"Few pilots I fly with ever give a safety briefing to their passengers. What items should we point out or discuss with our passengers before takeoff?" - Larry J.
“Let’s start at the beginning. FAR 91.107 mandates that no pilot may take off a U.S.-registered civil aircraft unless the pilot in command of that aircraft ensures that each person on board is briefed on how to fasten and unfasten that person’s safety belt and, if installed, the shoulder harness.
The Big Picture—Make sure your passengers are well aware of just what it is they will be doing. Your passengers can be an asset or liability on any flight. Your preflight briefing will directly determine which role they play. Let them know what they can do to help you (i.e. scanning for traffic) and what they can do to hurt you (i.e. distracting you from flying). They should know how long the flight will be and make sure there are no surprises.

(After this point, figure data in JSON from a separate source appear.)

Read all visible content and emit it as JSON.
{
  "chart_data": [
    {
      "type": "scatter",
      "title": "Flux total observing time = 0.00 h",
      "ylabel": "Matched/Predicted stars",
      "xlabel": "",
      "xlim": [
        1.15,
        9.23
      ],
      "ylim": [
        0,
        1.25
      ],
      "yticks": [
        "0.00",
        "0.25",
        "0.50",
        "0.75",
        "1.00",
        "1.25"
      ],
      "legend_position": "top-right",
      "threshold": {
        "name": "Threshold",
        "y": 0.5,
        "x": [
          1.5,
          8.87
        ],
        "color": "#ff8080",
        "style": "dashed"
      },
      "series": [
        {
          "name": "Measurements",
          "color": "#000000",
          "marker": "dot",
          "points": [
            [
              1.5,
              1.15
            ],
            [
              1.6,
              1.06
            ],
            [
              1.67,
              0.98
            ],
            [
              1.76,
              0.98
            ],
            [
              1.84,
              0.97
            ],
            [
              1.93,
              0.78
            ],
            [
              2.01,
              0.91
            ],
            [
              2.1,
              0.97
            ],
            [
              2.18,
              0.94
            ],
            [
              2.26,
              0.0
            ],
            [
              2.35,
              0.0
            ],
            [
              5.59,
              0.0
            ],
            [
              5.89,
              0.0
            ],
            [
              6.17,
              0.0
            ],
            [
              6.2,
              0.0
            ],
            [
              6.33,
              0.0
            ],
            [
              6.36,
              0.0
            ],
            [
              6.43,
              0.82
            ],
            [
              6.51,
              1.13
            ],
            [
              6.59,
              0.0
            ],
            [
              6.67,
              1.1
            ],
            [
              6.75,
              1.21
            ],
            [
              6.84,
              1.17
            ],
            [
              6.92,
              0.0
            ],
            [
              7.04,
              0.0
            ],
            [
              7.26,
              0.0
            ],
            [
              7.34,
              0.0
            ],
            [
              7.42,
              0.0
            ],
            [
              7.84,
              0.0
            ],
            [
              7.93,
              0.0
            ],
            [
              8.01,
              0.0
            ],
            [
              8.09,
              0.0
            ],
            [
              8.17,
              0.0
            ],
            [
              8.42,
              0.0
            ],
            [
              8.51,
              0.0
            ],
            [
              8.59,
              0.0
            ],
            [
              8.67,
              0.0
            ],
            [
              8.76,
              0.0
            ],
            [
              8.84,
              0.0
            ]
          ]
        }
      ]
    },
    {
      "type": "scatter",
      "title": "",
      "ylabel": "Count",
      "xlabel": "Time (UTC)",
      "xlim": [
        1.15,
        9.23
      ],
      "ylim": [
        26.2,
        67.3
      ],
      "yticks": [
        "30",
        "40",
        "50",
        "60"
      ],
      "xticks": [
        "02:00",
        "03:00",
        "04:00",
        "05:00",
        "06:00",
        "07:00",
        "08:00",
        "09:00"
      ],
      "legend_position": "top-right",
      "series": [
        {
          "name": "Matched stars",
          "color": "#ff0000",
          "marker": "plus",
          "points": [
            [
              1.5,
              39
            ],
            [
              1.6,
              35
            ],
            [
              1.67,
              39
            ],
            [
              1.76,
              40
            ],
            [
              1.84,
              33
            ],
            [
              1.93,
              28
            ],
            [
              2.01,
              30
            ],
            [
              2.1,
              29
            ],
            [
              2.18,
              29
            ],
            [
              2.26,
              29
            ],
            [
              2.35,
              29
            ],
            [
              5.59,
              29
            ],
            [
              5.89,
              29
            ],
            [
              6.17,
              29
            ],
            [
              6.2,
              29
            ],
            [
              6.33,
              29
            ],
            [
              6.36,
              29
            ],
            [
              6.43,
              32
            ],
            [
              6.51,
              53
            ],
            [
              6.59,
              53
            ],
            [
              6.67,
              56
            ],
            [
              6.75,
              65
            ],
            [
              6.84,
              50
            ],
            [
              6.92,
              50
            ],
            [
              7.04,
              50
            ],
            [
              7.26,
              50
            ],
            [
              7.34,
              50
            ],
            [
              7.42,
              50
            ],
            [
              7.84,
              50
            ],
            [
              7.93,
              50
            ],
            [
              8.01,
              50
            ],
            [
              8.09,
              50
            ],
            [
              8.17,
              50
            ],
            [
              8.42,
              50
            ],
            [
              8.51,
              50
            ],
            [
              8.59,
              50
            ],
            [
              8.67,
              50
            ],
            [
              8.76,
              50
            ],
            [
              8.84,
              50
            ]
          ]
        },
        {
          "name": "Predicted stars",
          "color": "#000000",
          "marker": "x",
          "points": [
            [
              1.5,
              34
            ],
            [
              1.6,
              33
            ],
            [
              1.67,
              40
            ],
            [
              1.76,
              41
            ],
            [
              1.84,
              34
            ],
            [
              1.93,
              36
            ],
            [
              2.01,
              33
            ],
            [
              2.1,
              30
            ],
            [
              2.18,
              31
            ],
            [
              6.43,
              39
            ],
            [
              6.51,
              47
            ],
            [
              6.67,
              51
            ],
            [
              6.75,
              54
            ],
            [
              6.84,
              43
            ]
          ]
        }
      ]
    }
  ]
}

Sterile Cockpit—Airline pilots are not allowed extraneous chatter during critical phases of flight and neither should you. Make sure they know exactly when they can talk with you and when not to!
Airsickness—Everyone is capable of feeling uncomfortable during flight, especially newcomers. Provide airsickness bags and make sure your passengers let you know sooner rather than later if they are having problems.
Evacuation—Make sure all passengers know how to evacuate from the aircraft in an emergency. You may be incapacitated and your life could well be in their hands!
Traffic—We operate in a busy aviation system. All sets of eyes are critical. Get your passengers involved with looking outside and calling out other aircraft.
CRM—Good cockpit resource management says that we get everybody in our aircraft involved in conducting safe operations. Let your passengers know their feedback is important and they should not be intimidated about advising you of safety concerns.”